Must be a for-profit business

Must have five hundred or fewer employees

If sub-contract with another party, or with multiple parties: SBC must do at least two-thirds of research during Phase I; SBC must do at least one-half of research during Phase II

SBC PI Must be primarily employed with SBC
RI Involvement of RI not required

If the SBC subcontracts with RI: RI may conduct up to one-third of research during Phase I; RI may do up to one-half of research during Phase II


Applicability Eligibility Requirements
SBC Must be an American-owned business

Must be independently operated

Must be a for-profit business

Must have five hundred or fewer employees

Not less than 40% of the research/research development must be performed by SBC

SBC PI Must be primarily employed by either the SBC or the collaborating RI
RI Research Institution collaborator required

Must be one of the following: A non-profit college or university; A domestic non-profit research organization; or A federally funded Research and Development Center

RI required to conduct at least 30% of research and development but may conduct up to 60% of research and development

SBC Use of University Space

Small businesses certify in their SBIR and STTR applications and award documents to the federal government that the SBC research and development will occur in SBC facilities using company employees unless otherwise indicated in the SBIR or STTR application and approved in the funding agreement. Therefore, performing the SBC portion of such research in University space using University resources — unless specifically approved by the funding agency and allowed by the University – subjects the company to potential criminal, civil, or administrative sanctions.

Consulting for a Faculty Affiliated Company

As a general rule, if the faculty affiliated company is sponsoring research at UConn under an SBIR or STTR, the faculty member should not be paid as a consultant under the award.

The Same Individual Serving as University PI and SBC PI

For SBIR awards, the SBC PI must be primarily employed by the company. Most faculty members are fully employed by UConn and therefore cannot serve as the PI for an SBC. To serve as PI for a SBC, the faculty member cannot have a University position or appointment of greater than 49%.

For STTR awards, the PI named on the award may be primarily employed by either the company or the University. The exception is for NSF STTR awards, in which the PI named on the award must be primarily employed by the SBC.

For the work conducted for both SBIR and STTR awards, the SBC PI and the RI PI may not be the same individual. While not explicitly stated, the STTR/SBIR policy, instructions, and project percentage requirements make clear that establishing a separation of entities and roles is important. Having the same person on both sides of the collaboration blurs the respective parties’ project roles, responsibilities and effort/time commitments.

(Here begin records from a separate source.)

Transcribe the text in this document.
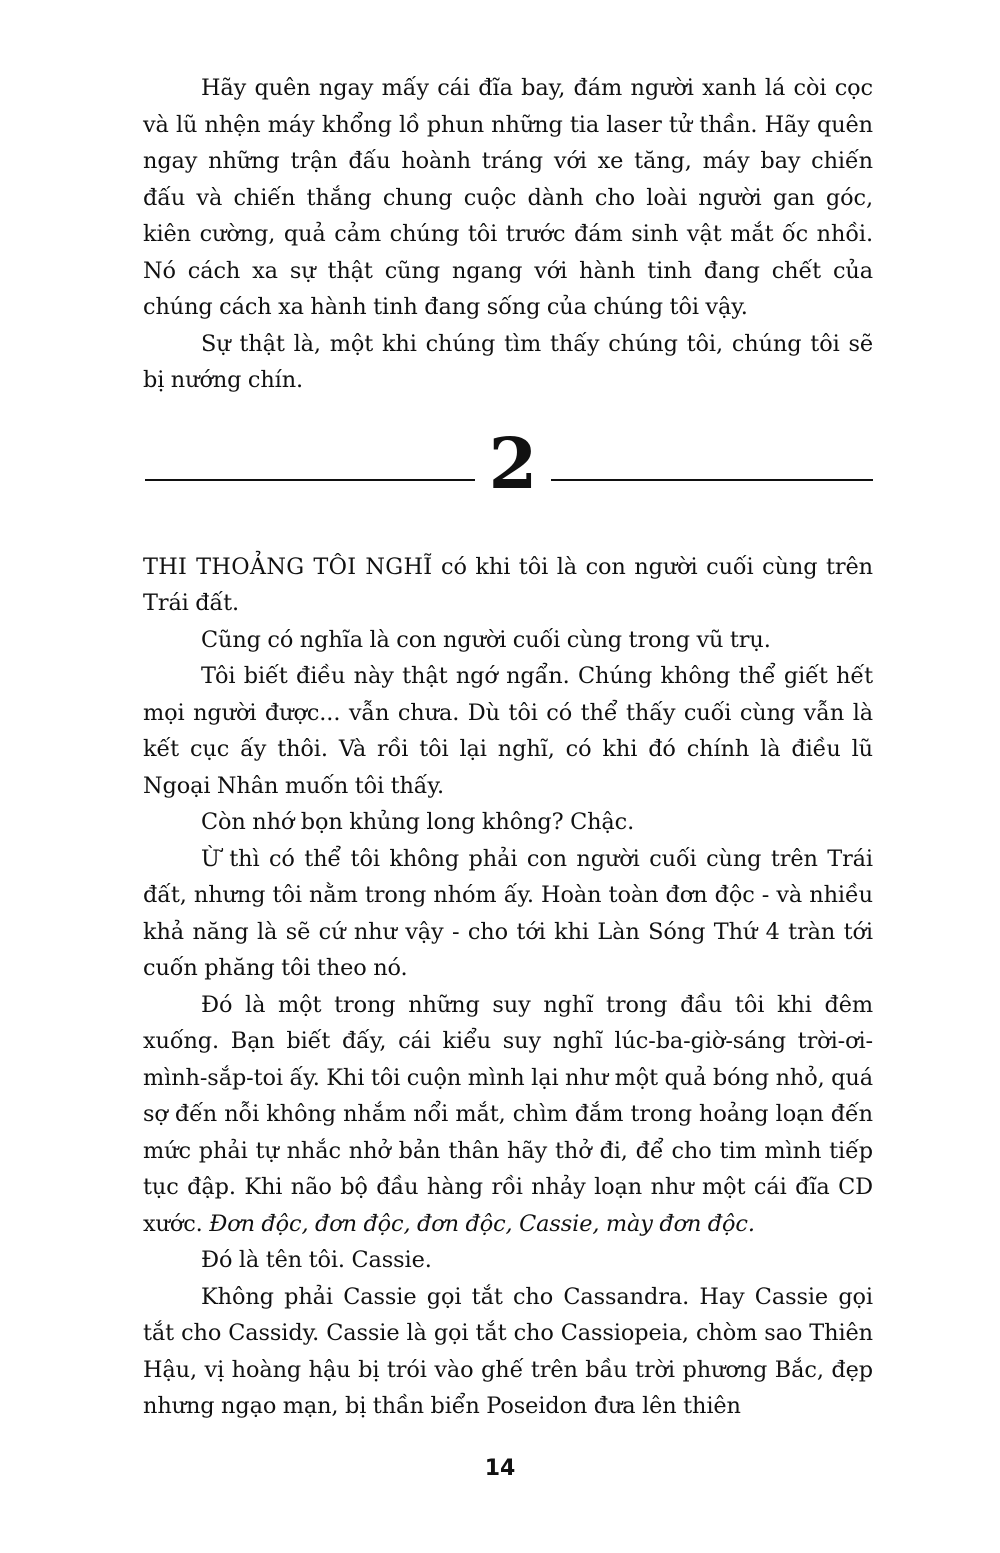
Hãy quên ngay mấy cái đĩa bay, đám người xanh lá còi cọc và lũ nhện máy khổng lồ phun những tia laser tử thần. Hãy quên ngay những trận đấu hoành tráng với xe tăng, máy bay chiến đấu và chiến thắng chung cuộc dành cho loài người gan góc, kiên cường, quả cảm chúng tôi trước đám sinh vật mắt ốc nhồi. Nó cách xa sự thật cũng ngang với hành tinh đang chết của chúng cách xa hành tinh đang sống của chúng tôi vậy.

Sự thật là, một khi chúng tìm thấy chúng tôi, chúng tôi sẽ bị nướng chín.

2

THI THOẢNG TÔI NGHĨ có khi tôi là con người cuối cùng trên Trái đất.

Cũng có nghĩa là con người cuối cùng trong vũ trụ.

Tôi biết điều này thật ngớ ngẩn. Chúng không thể giết hết mọi người được... vẫn chưa. Dù tôi có thể thấy cuối cùng vẫn là kết cục ấy thôi. Và rồi tôi lại nghĩ, có khi đó chính là điều lũ Ngoại Nhân muốn tôi thấy.

Còn nhớ bọn khủng long không? Chậc.

Ừ thì có thể tôi không phải con người cuối cùng trên Trái đất, nhưng tôi nằm trong nhóm ấy. Hoàn toàn đơn độc - và nhiều khả năng là sẽ cứ như vậy - cho tới khi Làn Sóng Thứ 4 tràn tới cuốn phăng tôi theo nó.

Đó là một trong những suy nghĩ trong đầu tôi khi đêm xuống. Bạn biết đấy, cái kiểu suy nghĩ lúc-ba-giờ-sáng trời-ơi-mình-sắp-toi ấy. Khi tôi cuộn mình lại như một quả bóng nhỏ, quá sợ đến nỗi không nhắm nổi mắt, chìm đắm trong hoảng loạn đến mức phải tự nhắc nhở bản thân hãy thở đi, để cho tim mình tiếp tục đập. Khi não bộ đầu hàng rồi nhảy loạn như một cái đĩa CD xước. Đơn độc, đơn độc, đơn độc, Cassie, mày đơn độc.

Đó là tên tôi. Cassie.

Không phải Cassie gọi tắt cho Cassandra. Hay Cassie gọi tắt cho Cassidy. Cassie là gọi tắt cho Cassiopeia, chòm sao Thiên Hậu, vị hoàng hậu bị trói vào ghế trên bầu trời phương Bắc, đẹp nhưng ngạo mạn, bị thần biển Poseidon đưa lên thiên

14
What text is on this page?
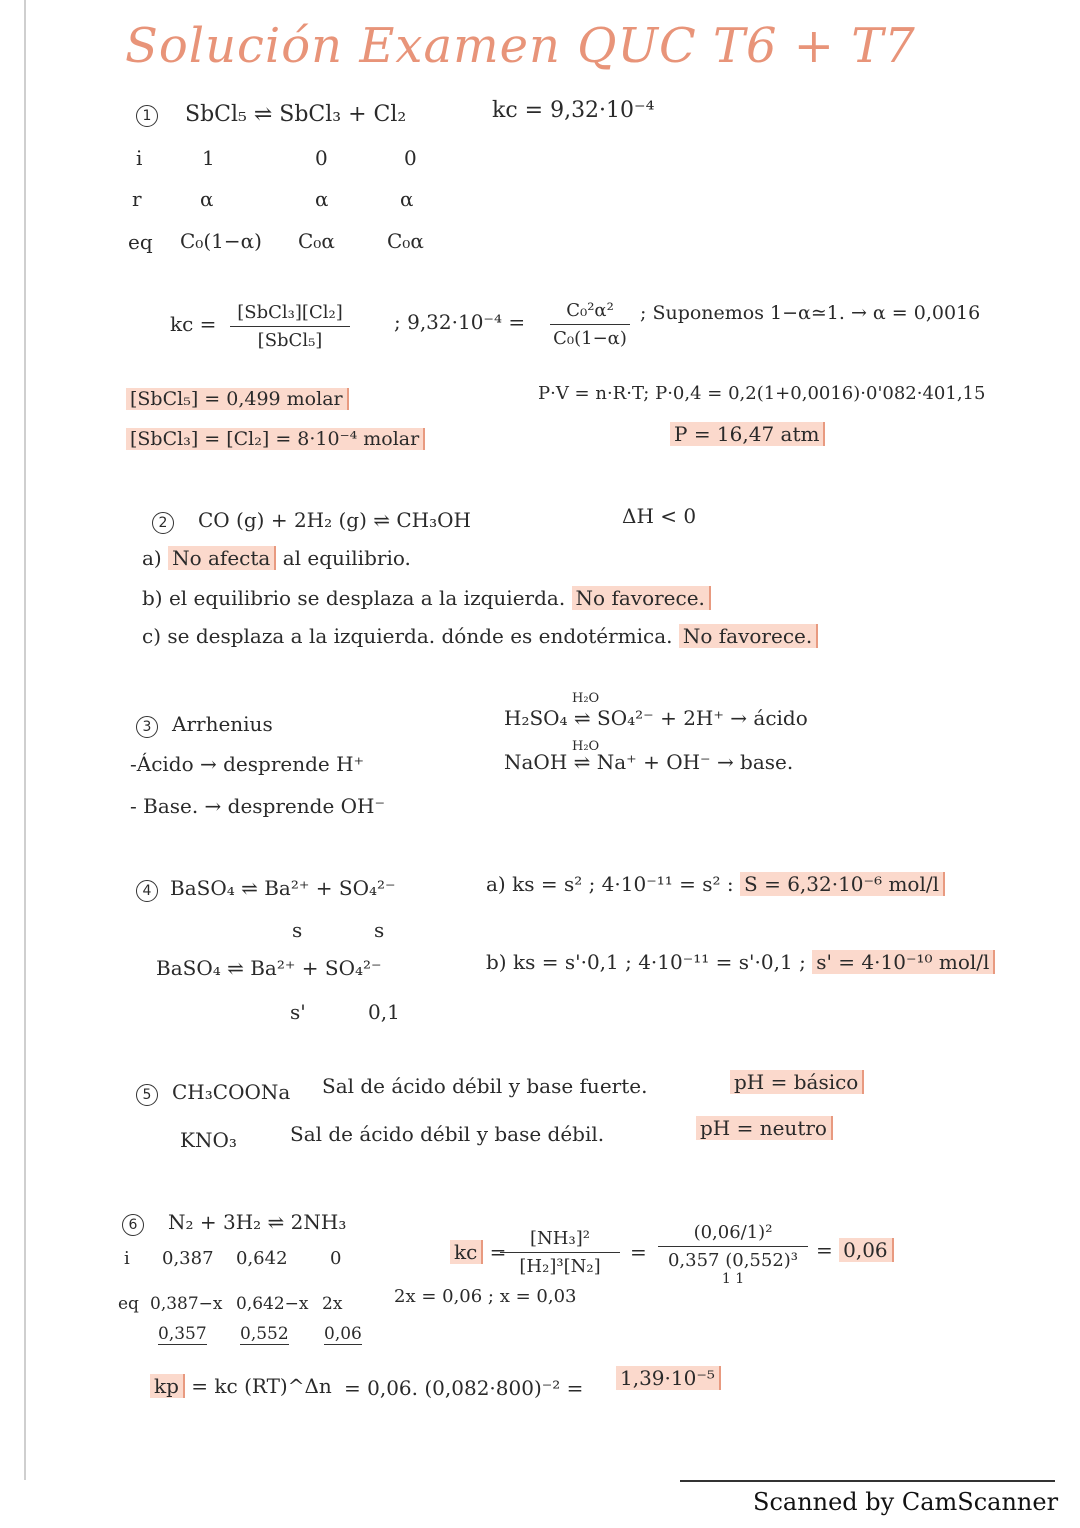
Solución Examen QUC T6 + T7
1 SbCl₅ ⇌ SbCl₃ + Cl₂	kc = 9,32·10⁻⁴
i	1	0	0
r	α	α	α
eq C₀(1−α) C₀α	C₀α
kc =	[SbCl₃][Cl₂]
[SbCl₅]
; 9,32·10⁻⁴ =	C₀²α²
C₀(1−α)
; Suponemos 1−α≃1. → α = 0,0016
[SbCl₅] = 0,499 molar
[SbCl₃] = [Cl₂] = 8·10⁻⁴ molar
P·V = n·R·T; P·0,4 = 0,2(1+0,0016)·0'082·401,15
P = 16,47 atm
2	CO (g) + 2H₂ (g) ⇌ CH₃OH	ΔH < 0
a) No afecta al equilibrio.
b) el equilibrio se desplaza a la izquierda. No favorece.
c) se desplaza a la izquierda. dónde es endotérmica. No favorece.
3	Arrhenius
-Ácido → desprende H⁺
- Base. → desprende OH⁻
H₂O
H₂SO₄ ⇌ SO₄²⁻ + 2H⁺ → ácido
H₂O
NaOH ⇌ Na⁺ + OH⁻ → base.
4 BaSO₄ ⇌ Ba²⁺ + SO₄²⁻
s	s
BaSO₄ ⇌ Ba²⁺ + SO₄²⁻
s'	0,1
a) ks = s² ; 4·10⁻¹¹ = s² : S = 6,32·10⁻⁶ mol/l
b) ks = s'·0,1 ; 4·10⁻¹¹ = s'·0,1 ; s' = 4·10⁻¹⁰ mol/l
5	CH₃COONa Sal de ácido débil y base fuerte.	pH = básico
KNO₃	Sal de ácido débil y base débil.	pH = neutro
6	N₂ + 3H₂ ⇌ 2NH₃
i 0,387 0,642 0
eq 0,387−x 0,642−x 2x
0,357 0,552 0,06
kc =
[NH₃]²
[H₂]³[N₂]
=
(0,06/1)²
0,357 (0,552)³
1 1
= 0,06
2x = 0,06 ; x = 0,03
kp = kc (RT)^Δn = 0,06. (0,082·800)⁻² = 1,39·10⁻⁵
Scanned by CamScanner
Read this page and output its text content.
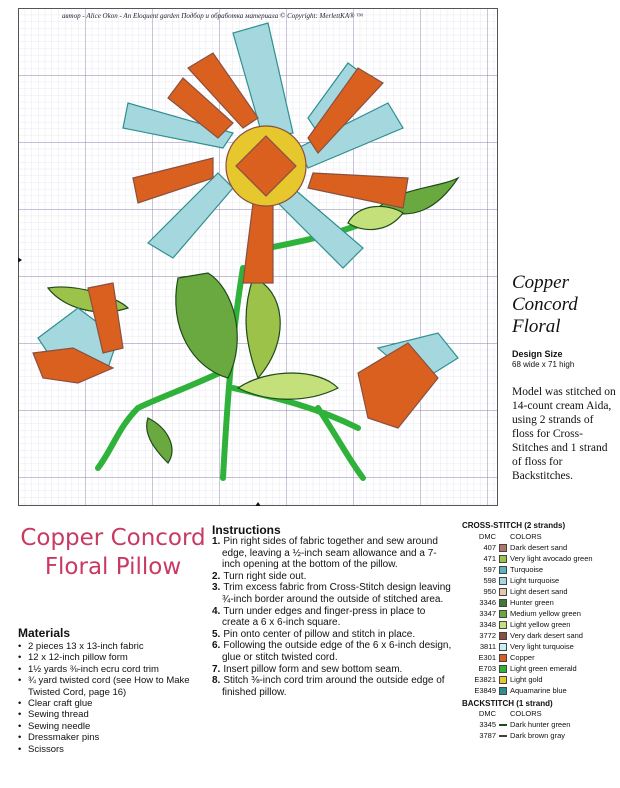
автор - Alice Okon - An Eloquent garden Подбор и обработка материала © Copyright: MerlettKA® ™
Copper Concord Floral
Design Size
68 wide x 71 high
Model was stitched on 14-count cream Aida, using 2 strands of floss for Cross-Stitches and 1 strand of floss for Backstitches.
Copper Concord Floral Pillow
Materials
• 2 pieces 13 x 13-inch fabric
• 12 x 12-inch pillow form
• 1½ yards ⅜-inch ecru cord trim
• ¾ yard twisted cord (see How to Make Twisted Cord, page 16)
• Clear craft glue
• Sewing thread
• Sewing needle
• Dressmaker pins
• Scissors
Instructions
1. Pin right sides of fabric together and sew around edge, leaving a ½-inch seam allowance and a 7-inch opening at the bottom of the pillow.
2. Turn right side out.
3. Trim excess fabric from Cross-Stitch design leaving ¾-inch border around the outside of stitched area.
4. Turn under edges and finger-press in place to create a 6 x 6-inch square.
5. Pin onto center of pillow and stitch in place.
6. Following the outside edge of the 6 x 6-inch design, glue or stitch twisted cord.
7. Insert pillow form and sew bottom seam.
8. Stitch ⅜-inch cord trim around the outside edge of finished pillow.
CROSS-STITCH (2 strands)
DMC	COLORS
407 Dark desert sand
471 Very light avocado green
597 Turquoise
598 Light turquoise
950 Light desert sand
3346 Hunter green
3347 Medium yellow green
3348 Light yellow green
3772 Very dark desert sand
3811 Very light turquoise
E301 Copper
E703 Light green emerald
E3821 Light gold
E3849 Aquamarine blue
BACKSTITCH (1 strand)
DMC	COLORS
3345 Dark hunter green
3787 Dark brown gray
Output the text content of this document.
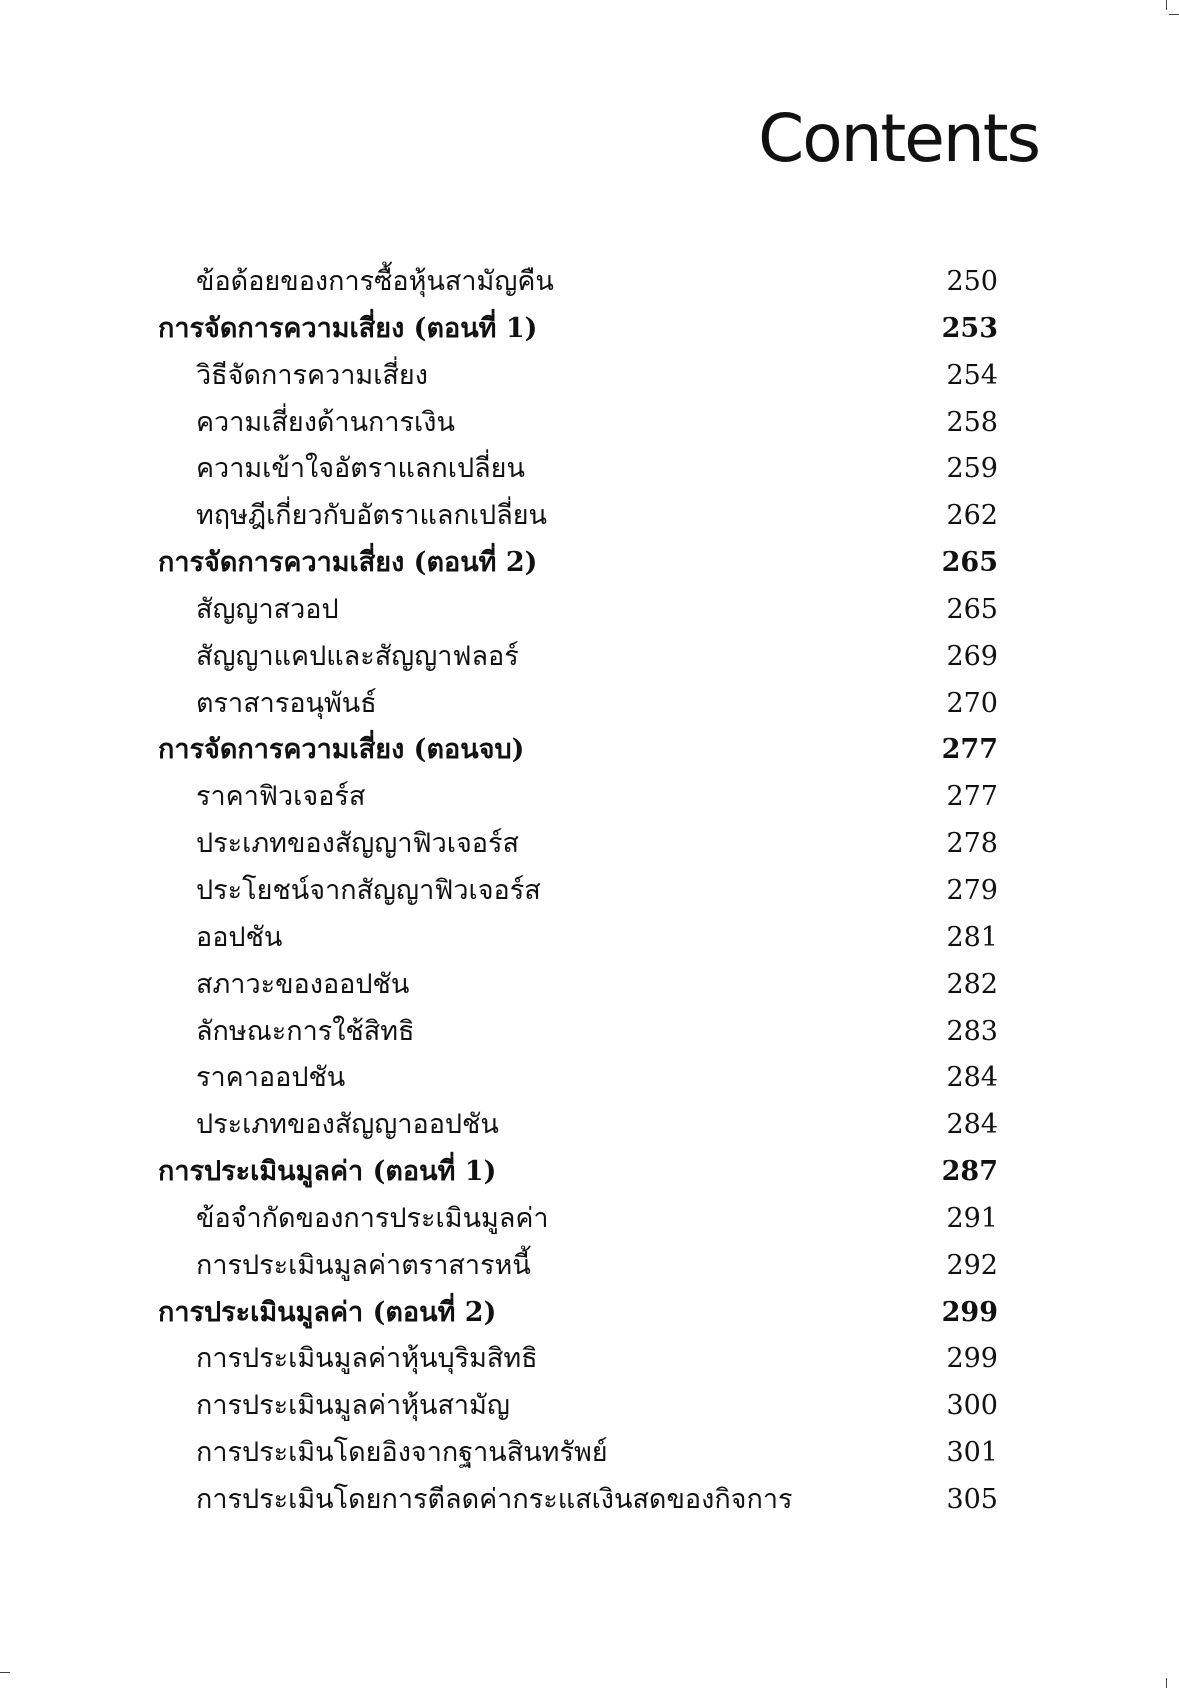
Contents
ข้อด้อยของการซื้อหุ้นสามัญคืน	250
การจัดการความเสี่ยง (ตอนที่ 1)	253
วิธีจัดการความเสี่ยง	254
ความเสี่ยงด้านการเงิน	258
ความเข้าใจอัตราแลกเปลี่ยน	259
ทฤษฎีเกี่ยวกับอัตราแลกเปลี่ยน	262
การจัดการความเสี่ยง (ตอนที่ 2)	265
สัญญาสวอป	265
สัญญาแคปและสัญญาฟลอร์	269
ตราสารอนุพันธ์	270
การจัดการความเสี่ยง (ตอนจบ)	277
ราคาฟิวเจอร์ส	277
ประเภทของสัญญาฟิวเจอร์ส	278
ประโยชน์จากสัญญาฟิวเจอร์ส	279
ออปชัน	281
สภาวะของออปชัน	282
ลักษณะการใช้สิทธิ	283
ราคาออปชัน	284
ประเภทของสัญญาออปชัน	284
การประเมินมูลค่า (ตอนที่ 1)	287
ข้อจำกัดของการประเมินมูลค่า	291
การประเมินมูลค่าตราสารหนี้	292
การประเมินมูลค่า (ตอนที่ 2)	299
การประเมินมูลค่าหุ้นบุริมสิทธิ	299
การประเมินมูลค่าหุ้นสามัญ	300
การประเมินโดยอิงจากฐานสินทรัพย์	301
การประเมินโดยการตีลดค่ากระแสเงินสดของกิจการ	305
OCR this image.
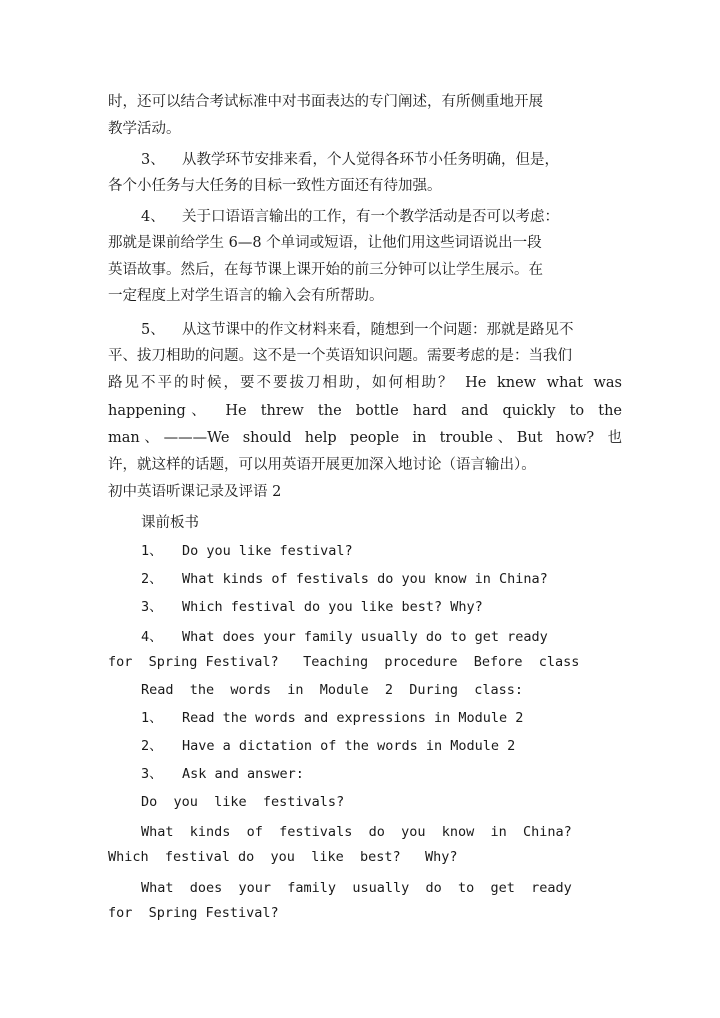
时，还可以结合考试标准中对书面表达的专门阐述，有所侧重地开展

教学活动。

3、 从教学环节安排来看，个人觉得各环节小任务明确，但是，

各个小任务与大任务的目标一致性方面还有待加强。

4、 关于口语语言输出的工作，有一个教学活动是否可以考虑：

那就是课前给学生 6—8 个单词或短语，让他们用这些词语说出一段

英语故事。然后，在每节课上课开始的前三分钟可以让学生展示。在

一定程度上对学生语言的输入会有所帮助。

5、 从这节课中的作文材料来看，随想到一个问题：那就是路见不

平、拔刀相助的问题。这不是一个英语知识问题。需要考虑的是：当我们

路见不平的时候，要不要拔刀相助，如何相助？ He knew what was

happening、 He threw the bottle hard and quickly to the

man、———We should help people in trouble、But how? 也

许，就这样的话题，可以用英语开展更加深入地讨论（语言输出）。

初中英语听课记录及评语 2

课前板书

1、 Do you like festival?

2、 What kinds of festivals do you know in China?

3、 Which festival do you like best? Why?

4、 What does your family usually do to get ready

for  Spring Festival?   Teaching  procedure  Before  class

Read  the  words  in  Module  2  During  class:

1、 Read the words and expressions in Module 2

2、 Have a dictation of the words in Module 2

3、 Ask and answer:

Do  you  like  festivals?

What  kinds  of  festivals  do  you  know  in  China?

Which  festival do  you  like  best?   Why?

What  does  your  family  usually  do  to  get  ready

for  Spring Festival?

Specific sponsor policies or requirements may differ and be more restrictive. For example, the NSF guidance states that no person who is an equity holder, employee, or officer of the proposing small business may (1) be paid as a consultant, or (2) be paid through a subaward budget, in either case, unless recommended and approved by the NSF.

Faculty members that have an interest in an SBC must read all sponsor requirements for SBIR/STTR proposals and awards carefully and note what situations may be prohibited or that may require advance sponsor approval. It is strongly recommended that the SBC engage counsel to review and advice on the grant awards, and hire accountants with specific expertise in SBIRs and STTRs.

Management of Faculty Affiliated Company Grants

The faculty affiliated company/external entity is responsible for all grant administration relating to company grants, including SBIR and STTR grants.  The faculty affiliated company/external entity should seek professional advice on appropriate grant management and administration.

Federal and Sponsor Specific Guidance

 The US Small Business Administration provides guidance to small businesses wishing to pursue SBIR or STTR funding opportunities. Their website includes general information as well as links to individual federal sponsor programs. Sponsors may have additional guidelines or restrictions and those small businesses seeking to pursue a SBIR or STTR project should be careful to thoroughly review guidelines and restrictions.